I usually insert some print statements in to my code when testing new structures to find where it is failing. In the above case I’d do this:
if you've reached the end of the list:
print ("finished")
finish
else:
if the current node is close enough:
print ("node_reached:" + str(current_node.name))
make the next node the current node
print ("moving to next node:" + str(current_node.name))
else:
print("moving..." + str(own,worldPosition) + "/" + str(current_node.worldPosition))
move closer to the current node
That will give you feedback about what state the code was in when it failed. Sometimes knowing that will tell you what failed in the code and what didn’t.
Thanks for the compliment and all I really appreciate it.
You are amongst the most the oldest members of the forum I doubt I know more than you about anything.
My wife is going to be having another baby, so my projects are limited at the moment to things which I can do solo. I don’t want to drag other people in to a project and then have to jump ship as soon as the little’un pops out. I know from the last one that there’s be a few months where I’m just too busy to do anything, including sleep.
But for now I’ve got a bit of time to muck about on some experiments of my own, and offer help or advice or suggestions to anyone who needs it.
@Somking_mirror
All the best to you and the little one.
Below is a blend file which is identical to the one Smoking_mirror posted in post 18, the only difference is the fact that I created the “current_node” property using Blender Python API and not the Blender GUI.
Why do the two properties act differently? Is there something I did wrong or is this how things are suppose to be.
Note: I tried using a variable to represent the “current_node” but it did not work(I describe the problem in post 22).
Thanks.
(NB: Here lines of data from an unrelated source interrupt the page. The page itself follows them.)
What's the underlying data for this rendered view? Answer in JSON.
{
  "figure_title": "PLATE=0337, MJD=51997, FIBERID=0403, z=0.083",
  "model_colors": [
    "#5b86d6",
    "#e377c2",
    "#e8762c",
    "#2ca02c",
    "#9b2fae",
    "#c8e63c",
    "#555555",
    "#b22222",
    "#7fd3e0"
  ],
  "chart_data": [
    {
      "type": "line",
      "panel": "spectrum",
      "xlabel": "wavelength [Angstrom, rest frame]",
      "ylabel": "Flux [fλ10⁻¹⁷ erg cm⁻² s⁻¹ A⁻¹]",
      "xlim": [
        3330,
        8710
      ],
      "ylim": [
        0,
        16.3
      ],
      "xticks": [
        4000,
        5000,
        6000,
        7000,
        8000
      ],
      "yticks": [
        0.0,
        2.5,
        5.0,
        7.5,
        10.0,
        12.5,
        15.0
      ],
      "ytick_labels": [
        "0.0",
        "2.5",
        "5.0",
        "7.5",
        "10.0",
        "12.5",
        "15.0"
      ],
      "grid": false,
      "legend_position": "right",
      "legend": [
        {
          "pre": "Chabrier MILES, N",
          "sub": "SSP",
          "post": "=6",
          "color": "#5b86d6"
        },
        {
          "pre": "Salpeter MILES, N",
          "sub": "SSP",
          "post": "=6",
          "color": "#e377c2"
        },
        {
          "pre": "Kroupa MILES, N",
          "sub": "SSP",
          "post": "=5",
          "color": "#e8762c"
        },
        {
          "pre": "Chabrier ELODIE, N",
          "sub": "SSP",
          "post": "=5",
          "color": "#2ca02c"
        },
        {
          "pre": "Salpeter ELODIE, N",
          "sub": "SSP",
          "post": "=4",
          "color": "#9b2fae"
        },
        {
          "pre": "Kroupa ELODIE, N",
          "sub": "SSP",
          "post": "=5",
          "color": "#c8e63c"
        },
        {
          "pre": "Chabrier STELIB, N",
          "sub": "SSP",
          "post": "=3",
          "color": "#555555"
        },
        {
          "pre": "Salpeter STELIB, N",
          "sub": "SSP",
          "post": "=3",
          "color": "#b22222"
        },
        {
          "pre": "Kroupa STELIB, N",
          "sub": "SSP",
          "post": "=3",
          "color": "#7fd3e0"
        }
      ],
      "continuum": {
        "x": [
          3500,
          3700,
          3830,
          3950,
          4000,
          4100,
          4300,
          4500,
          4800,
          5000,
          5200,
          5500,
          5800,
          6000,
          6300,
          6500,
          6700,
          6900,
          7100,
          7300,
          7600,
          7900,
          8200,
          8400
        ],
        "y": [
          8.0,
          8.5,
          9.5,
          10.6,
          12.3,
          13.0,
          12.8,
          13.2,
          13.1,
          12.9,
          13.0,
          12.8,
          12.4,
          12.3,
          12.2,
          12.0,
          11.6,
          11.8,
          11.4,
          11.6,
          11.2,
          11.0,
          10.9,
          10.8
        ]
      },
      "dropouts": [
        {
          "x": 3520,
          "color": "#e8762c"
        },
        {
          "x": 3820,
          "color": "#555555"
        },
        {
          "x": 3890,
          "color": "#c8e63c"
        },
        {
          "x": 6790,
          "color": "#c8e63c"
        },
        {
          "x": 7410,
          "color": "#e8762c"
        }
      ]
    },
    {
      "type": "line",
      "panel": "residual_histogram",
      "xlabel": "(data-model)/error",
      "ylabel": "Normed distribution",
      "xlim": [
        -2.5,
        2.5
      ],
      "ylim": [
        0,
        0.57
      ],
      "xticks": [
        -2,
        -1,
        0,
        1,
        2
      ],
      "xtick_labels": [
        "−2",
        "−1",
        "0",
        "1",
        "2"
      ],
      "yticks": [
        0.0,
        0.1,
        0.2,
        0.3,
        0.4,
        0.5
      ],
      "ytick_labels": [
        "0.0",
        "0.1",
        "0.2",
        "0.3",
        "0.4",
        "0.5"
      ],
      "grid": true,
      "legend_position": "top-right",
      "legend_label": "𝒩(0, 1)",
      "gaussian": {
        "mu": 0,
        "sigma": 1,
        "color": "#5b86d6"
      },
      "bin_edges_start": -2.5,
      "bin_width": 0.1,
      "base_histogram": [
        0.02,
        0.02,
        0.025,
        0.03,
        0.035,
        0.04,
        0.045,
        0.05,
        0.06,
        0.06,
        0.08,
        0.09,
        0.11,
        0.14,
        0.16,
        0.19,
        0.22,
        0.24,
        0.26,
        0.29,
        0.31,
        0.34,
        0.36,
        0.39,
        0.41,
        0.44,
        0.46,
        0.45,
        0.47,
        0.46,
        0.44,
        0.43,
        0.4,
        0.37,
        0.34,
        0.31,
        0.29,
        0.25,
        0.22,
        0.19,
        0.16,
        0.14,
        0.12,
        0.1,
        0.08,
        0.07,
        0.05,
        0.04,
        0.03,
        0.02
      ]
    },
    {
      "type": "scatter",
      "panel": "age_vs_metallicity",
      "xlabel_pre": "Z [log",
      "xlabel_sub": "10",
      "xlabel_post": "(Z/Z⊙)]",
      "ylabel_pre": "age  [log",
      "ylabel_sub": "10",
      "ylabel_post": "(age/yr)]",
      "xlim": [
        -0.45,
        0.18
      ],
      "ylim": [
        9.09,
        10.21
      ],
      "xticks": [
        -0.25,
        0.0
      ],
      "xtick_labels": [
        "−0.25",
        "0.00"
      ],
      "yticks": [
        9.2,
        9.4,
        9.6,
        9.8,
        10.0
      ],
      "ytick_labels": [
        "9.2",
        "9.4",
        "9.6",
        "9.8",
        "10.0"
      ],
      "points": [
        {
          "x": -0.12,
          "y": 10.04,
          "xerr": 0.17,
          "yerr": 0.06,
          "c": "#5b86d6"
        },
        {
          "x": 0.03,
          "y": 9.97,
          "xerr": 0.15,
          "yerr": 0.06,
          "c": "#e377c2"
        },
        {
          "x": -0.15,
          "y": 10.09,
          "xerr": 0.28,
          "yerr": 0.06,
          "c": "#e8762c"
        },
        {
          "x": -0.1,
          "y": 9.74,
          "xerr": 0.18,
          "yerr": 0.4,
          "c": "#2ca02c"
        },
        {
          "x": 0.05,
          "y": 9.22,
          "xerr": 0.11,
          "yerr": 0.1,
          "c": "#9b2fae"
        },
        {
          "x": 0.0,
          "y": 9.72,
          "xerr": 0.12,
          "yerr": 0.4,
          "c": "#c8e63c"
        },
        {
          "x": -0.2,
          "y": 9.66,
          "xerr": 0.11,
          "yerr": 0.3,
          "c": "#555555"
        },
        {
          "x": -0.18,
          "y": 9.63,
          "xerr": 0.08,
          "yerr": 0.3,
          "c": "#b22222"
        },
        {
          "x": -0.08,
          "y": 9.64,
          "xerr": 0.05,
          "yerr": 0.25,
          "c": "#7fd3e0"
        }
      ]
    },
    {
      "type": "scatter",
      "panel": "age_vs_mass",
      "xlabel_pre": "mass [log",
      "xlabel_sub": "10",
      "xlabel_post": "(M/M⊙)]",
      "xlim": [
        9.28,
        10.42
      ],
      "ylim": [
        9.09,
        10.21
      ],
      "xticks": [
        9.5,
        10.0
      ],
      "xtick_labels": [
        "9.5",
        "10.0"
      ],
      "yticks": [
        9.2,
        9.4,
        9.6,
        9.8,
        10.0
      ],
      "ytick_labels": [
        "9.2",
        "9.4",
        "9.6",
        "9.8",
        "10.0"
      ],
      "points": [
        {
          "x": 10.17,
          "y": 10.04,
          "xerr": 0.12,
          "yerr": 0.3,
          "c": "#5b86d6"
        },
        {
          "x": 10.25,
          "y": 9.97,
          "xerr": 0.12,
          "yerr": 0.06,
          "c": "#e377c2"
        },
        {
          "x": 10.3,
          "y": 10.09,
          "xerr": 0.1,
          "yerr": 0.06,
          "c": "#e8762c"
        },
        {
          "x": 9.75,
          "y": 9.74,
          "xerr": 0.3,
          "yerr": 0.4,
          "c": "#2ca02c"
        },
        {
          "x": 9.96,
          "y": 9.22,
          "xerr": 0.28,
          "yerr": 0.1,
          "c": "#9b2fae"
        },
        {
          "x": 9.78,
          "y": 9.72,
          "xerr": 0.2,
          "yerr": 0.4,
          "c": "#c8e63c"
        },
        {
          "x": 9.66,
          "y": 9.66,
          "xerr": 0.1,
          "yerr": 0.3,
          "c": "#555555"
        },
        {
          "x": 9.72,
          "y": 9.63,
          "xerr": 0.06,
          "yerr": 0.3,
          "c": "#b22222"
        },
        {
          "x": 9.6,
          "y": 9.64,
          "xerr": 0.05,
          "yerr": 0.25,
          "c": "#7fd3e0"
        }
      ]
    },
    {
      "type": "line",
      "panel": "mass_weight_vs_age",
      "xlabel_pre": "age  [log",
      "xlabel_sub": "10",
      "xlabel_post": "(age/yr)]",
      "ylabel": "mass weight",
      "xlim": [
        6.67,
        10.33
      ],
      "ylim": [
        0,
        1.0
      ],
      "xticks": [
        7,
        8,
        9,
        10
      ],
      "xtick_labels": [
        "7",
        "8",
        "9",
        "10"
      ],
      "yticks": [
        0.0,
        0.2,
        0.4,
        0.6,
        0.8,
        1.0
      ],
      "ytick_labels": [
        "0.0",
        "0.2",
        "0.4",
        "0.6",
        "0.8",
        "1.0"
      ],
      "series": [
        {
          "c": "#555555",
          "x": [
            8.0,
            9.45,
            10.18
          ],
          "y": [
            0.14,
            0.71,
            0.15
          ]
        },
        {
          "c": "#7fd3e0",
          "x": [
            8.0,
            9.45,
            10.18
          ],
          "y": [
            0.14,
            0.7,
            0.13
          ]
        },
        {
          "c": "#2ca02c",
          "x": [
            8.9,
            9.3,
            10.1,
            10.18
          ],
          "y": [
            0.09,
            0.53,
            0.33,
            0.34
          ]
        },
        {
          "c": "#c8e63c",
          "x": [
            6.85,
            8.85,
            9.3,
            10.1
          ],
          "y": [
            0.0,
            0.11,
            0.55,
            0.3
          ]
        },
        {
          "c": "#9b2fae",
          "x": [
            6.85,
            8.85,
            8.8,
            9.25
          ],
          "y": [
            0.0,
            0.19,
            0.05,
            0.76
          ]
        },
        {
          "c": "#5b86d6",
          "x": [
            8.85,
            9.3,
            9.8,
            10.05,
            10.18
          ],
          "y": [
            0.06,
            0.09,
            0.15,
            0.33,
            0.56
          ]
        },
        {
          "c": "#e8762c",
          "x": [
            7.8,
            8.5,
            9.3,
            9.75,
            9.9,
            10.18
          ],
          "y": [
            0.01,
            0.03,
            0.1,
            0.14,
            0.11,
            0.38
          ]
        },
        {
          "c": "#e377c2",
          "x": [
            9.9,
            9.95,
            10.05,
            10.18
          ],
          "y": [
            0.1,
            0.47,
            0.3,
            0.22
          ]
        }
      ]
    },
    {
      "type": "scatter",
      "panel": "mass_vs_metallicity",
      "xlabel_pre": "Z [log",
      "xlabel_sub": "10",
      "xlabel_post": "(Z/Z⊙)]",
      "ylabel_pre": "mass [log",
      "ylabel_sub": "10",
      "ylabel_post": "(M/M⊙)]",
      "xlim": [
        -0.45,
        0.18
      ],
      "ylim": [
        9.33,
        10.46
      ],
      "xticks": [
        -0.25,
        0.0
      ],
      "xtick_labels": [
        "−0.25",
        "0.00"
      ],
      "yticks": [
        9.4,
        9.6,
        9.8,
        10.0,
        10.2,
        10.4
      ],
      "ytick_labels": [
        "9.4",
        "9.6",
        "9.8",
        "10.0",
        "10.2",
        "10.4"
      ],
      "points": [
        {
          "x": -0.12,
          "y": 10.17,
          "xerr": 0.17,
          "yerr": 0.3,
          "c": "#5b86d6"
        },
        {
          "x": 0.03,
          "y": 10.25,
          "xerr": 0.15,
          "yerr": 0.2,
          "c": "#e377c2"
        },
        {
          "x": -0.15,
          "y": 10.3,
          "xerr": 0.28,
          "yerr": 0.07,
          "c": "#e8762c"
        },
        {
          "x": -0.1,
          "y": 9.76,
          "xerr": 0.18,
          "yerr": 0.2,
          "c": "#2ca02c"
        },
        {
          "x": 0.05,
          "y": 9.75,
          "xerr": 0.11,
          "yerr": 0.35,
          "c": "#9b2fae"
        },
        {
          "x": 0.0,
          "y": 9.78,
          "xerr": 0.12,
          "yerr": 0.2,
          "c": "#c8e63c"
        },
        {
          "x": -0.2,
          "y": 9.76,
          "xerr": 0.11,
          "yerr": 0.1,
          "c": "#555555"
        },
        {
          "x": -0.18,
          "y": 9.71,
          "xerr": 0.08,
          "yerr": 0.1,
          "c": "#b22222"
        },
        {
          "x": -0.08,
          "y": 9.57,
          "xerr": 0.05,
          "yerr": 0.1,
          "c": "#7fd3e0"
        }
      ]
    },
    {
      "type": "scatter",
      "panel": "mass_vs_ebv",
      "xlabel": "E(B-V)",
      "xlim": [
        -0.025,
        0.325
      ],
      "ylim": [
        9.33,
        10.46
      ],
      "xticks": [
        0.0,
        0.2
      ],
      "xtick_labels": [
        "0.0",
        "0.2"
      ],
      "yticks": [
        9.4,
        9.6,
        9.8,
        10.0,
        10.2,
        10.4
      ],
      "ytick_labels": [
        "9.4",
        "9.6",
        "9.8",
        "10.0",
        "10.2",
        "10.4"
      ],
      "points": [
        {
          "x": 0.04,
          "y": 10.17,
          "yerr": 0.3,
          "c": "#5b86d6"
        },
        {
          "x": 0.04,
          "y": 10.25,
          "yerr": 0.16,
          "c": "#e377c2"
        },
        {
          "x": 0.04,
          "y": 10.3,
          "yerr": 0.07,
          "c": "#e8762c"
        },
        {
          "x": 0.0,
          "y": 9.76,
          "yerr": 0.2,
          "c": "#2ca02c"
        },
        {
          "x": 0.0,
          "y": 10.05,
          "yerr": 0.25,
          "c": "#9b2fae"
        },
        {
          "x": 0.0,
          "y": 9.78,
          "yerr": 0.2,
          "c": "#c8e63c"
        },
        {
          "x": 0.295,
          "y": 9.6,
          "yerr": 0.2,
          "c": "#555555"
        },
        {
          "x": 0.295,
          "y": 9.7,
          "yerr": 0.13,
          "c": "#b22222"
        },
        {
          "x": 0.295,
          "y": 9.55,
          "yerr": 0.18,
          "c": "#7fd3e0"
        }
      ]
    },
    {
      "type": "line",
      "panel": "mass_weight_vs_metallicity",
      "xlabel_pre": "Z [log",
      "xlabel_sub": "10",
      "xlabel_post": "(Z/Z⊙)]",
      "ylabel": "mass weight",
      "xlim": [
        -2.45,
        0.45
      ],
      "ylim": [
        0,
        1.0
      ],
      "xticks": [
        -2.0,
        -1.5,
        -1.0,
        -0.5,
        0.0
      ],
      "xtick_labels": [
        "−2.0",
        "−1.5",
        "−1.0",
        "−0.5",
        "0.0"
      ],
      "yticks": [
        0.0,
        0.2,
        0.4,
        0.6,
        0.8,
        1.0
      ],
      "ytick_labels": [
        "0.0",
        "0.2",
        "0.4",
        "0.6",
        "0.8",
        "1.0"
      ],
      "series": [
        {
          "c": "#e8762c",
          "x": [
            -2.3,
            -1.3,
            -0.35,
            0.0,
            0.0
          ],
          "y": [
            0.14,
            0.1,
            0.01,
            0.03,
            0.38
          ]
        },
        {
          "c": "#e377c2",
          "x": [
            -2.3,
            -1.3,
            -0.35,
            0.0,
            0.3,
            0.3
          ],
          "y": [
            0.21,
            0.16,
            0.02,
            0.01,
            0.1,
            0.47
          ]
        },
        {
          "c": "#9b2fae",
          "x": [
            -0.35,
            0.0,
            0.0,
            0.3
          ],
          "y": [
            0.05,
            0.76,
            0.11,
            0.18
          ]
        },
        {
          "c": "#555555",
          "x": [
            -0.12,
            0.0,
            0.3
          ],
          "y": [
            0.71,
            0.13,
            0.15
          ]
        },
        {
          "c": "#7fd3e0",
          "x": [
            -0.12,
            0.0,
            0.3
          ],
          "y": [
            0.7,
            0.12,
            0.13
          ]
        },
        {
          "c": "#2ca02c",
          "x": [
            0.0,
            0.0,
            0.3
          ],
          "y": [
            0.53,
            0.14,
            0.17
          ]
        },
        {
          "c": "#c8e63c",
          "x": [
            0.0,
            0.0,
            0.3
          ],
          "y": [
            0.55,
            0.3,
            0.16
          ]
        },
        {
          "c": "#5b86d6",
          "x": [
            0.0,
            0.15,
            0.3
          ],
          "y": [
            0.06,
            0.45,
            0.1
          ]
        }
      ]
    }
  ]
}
Any Help and Solutions will be greatly appreciated.
Well, if you use a local variable it will be rewritten every time the script executes. You only want to update the variable when the object reaches the waypoint. It’s best to use a property, though you could store it in a global dictionary if you wanted.
Actually there’s a couple of ways to do this, one is as I’ve done it which is to update every logic tic. That’s a bit intensive and could get processor hungry if you’ve got a lot of agents. It’s also only really good for non-physics based games and works best with a data driven program rather than the usual Blender Object orientated programming.
The other way to do it would be to use a collision sensor and actually place blocks at the node co-ordinates. You could set up a “track to” actuator and a movement actuator and let blender’s built in physics based simulation go to work. Then you only need to update the track to target when there is a collision with the active node. That’s actually slightly faster to process because of the compiled nature of logic bricks. You don’t have to set the always sensor to pulse mode, the built in logic will control everything for you.
It’s up to you how to structure your project but that should be one of the first things to decide, whether you’re going to work with Blender’s inbuilt physics or if you want to control everything yourself. Data driven approaches do have some advantages, namely that you can better control large groups of agents to handle group AI better (with things like formations and tactical movement) but the emergent behavior approach of Object orientated programming is able to produce some pretty intelligent seeming AI behavior using simple rules and states.
Different approaches may be better suited to different game genres too. For example a history sim like Civilization or a RTS like red Alert would benefit from a data driven approach, while a FPS or racing game would be better to use real world physics and autonomous agents.
I’m going to be using this one in both a RPG and an RTS game so Iv’e opted for the data driven approach.